Later, she said, she would be taking her daughter on a tour of the plastic
surgeon’s office, just to let her see what options were available to her.
Her
parents—do they love her at all?
One last
photograph, taken years, a decade, maybe more, than all the others. Me, in a
restaurant, or a bar—someplace dark— smiling wide, my teeth straight now, my
glasses gone. Gone the big shirt, the skim of hair, the pocked skin, the
terror. Here, now, in this bar, this restaurant, is someone new, someone different,
with long, curled hair that shines under unseen lights, almond eyes that
laugh—yes, like women in romance novels, these clichéd eyes that I have hoped
for for so long laugh—and breasts
built for the resting of heads, yes, oh yes, I am beautiful.
But not
beautiful. Because the girl in this photograph still went home alone. Because
they know, the men know, everyone knows.

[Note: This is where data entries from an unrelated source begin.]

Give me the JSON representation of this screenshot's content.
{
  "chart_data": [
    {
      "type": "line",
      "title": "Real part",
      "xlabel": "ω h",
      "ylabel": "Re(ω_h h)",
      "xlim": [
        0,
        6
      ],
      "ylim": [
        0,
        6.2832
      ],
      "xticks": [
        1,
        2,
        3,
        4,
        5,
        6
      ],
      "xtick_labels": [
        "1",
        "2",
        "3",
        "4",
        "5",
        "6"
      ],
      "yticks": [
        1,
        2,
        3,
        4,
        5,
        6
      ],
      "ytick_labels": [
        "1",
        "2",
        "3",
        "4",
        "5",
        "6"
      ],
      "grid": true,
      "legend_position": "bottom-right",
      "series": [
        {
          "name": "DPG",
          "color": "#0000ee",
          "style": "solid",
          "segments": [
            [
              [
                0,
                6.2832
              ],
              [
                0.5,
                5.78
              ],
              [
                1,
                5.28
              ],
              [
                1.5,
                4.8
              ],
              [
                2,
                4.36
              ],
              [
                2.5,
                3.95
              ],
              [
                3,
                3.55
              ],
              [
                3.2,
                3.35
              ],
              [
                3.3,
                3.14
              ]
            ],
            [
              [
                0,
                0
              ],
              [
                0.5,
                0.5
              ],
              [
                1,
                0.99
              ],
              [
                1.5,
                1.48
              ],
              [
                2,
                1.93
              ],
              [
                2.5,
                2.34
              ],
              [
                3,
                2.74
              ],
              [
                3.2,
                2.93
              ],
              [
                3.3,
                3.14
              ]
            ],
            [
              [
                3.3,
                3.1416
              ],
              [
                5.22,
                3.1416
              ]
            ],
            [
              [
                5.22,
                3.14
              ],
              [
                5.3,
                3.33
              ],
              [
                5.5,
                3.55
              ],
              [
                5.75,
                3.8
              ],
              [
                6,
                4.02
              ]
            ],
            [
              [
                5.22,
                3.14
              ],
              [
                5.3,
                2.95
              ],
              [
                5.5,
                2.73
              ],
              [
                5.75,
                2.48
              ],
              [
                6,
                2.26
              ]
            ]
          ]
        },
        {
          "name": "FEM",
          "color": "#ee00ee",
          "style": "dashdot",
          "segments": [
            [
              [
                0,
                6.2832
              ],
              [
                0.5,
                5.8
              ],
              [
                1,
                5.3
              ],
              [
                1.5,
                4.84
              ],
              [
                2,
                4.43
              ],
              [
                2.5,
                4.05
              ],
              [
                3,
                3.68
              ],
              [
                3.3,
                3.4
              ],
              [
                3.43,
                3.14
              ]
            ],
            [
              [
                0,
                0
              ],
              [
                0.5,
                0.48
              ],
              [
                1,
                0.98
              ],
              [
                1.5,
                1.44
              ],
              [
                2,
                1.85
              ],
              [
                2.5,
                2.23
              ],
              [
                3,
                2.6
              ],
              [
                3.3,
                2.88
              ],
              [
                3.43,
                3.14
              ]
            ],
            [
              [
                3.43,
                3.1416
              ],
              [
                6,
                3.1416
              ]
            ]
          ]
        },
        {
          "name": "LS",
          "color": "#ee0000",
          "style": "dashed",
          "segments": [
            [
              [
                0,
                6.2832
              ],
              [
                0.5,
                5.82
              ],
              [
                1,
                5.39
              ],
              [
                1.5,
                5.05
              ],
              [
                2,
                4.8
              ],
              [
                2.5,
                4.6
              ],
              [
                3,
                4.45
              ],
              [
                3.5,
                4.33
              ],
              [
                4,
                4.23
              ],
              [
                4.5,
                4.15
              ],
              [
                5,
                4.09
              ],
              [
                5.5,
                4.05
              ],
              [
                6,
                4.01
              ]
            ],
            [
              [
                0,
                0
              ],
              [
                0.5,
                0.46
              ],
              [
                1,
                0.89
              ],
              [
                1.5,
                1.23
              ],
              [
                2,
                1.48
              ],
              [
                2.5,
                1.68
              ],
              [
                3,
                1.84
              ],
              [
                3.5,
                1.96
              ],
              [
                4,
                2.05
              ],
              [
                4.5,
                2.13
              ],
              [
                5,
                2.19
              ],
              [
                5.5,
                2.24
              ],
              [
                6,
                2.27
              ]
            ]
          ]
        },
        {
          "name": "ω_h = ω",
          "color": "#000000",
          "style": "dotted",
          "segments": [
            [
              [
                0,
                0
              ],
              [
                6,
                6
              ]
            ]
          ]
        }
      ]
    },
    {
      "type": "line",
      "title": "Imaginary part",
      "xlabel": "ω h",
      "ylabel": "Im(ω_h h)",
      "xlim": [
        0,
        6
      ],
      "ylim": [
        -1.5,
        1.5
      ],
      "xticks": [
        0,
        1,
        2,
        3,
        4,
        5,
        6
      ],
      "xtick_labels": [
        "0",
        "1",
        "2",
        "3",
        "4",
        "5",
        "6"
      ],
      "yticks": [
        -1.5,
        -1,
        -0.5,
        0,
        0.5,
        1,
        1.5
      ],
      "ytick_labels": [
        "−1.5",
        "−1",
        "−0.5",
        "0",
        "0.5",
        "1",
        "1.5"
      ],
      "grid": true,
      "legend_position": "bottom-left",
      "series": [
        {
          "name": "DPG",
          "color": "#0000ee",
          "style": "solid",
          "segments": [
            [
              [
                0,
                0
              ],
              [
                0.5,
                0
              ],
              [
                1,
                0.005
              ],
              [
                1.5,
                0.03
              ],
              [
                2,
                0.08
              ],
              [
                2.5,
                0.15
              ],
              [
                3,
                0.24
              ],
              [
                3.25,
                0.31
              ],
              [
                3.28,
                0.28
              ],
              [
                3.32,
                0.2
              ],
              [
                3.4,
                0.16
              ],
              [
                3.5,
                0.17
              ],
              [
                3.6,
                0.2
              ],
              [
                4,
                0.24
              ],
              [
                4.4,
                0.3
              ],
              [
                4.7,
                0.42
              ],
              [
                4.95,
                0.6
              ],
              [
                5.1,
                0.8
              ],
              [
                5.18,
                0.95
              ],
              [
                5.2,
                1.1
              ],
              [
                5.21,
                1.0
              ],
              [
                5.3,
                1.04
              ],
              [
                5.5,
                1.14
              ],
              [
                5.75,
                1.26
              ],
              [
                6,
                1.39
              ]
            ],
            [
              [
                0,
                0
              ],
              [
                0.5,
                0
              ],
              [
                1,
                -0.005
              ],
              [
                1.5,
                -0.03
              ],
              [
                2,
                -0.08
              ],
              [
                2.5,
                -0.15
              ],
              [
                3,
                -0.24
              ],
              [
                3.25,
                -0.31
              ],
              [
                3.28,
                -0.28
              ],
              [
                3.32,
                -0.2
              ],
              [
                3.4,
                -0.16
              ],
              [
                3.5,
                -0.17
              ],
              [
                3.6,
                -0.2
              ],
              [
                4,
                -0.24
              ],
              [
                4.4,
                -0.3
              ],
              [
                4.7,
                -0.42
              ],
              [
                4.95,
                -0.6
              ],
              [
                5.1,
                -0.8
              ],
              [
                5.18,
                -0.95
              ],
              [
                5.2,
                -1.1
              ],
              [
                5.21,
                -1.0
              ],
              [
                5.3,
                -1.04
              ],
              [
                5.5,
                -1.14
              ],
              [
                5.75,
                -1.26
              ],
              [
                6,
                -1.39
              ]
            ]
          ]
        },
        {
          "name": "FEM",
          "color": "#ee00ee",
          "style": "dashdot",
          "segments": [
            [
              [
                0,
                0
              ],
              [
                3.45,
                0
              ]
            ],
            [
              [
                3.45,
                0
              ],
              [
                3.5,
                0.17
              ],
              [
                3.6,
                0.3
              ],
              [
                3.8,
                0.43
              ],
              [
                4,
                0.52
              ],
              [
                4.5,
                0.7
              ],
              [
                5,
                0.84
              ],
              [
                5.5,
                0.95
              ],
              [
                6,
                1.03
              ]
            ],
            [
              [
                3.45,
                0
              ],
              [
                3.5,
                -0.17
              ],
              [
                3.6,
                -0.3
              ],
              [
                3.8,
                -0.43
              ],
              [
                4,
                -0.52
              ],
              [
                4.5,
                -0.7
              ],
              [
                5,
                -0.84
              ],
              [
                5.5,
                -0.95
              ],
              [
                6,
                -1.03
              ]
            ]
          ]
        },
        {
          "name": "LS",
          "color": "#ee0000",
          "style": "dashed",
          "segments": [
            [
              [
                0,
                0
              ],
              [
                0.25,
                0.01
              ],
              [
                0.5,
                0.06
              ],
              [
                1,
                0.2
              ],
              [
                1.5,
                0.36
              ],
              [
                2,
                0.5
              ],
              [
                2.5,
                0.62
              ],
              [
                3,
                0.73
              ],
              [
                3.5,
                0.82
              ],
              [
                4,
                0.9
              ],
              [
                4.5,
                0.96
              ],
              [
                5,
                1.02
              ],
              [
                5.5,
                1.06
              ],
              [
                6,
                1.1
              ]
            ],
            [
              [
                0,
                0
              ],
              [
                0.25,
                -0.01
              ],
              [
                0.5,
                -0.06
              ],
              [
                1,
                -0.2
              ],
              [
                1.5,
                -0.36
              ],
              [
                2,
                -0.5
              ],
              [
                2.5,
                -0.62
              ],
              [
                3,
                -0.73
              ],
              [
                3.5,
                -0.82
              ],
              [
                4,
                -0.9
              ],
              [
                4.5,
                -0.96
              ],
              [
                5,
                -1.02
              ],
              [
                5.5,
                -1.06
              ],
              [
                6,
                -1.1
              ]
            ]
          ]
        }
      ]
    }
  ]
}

Because these other photographs, old
photographs, are still me. They are how I was, and they must be how I still am,
just like the alcoholic who hasn’t had a drink in fifteen years is still an
alcoholic. And when I look in a mirror, I don’t see the girl in this picture,
the stranger in this picture who might have been a beautiful child, who grew
into a beautiful girl. I see a girl who doesn’t belong in the clothes that
she’s wearing, who doesn’t deserve the hair that she’s got, or the friends, or
the respect, because she is too homely. I see a girl who’s good with people, who has such
tiny feet for such a big girl, who’s just
not pretty enough or thin enough to be successful on stage. I see this
girl, and I smile at her, like she’ll eat me and I’ll eat her, and I admire her
personality, because it’s not looks that matter. Right?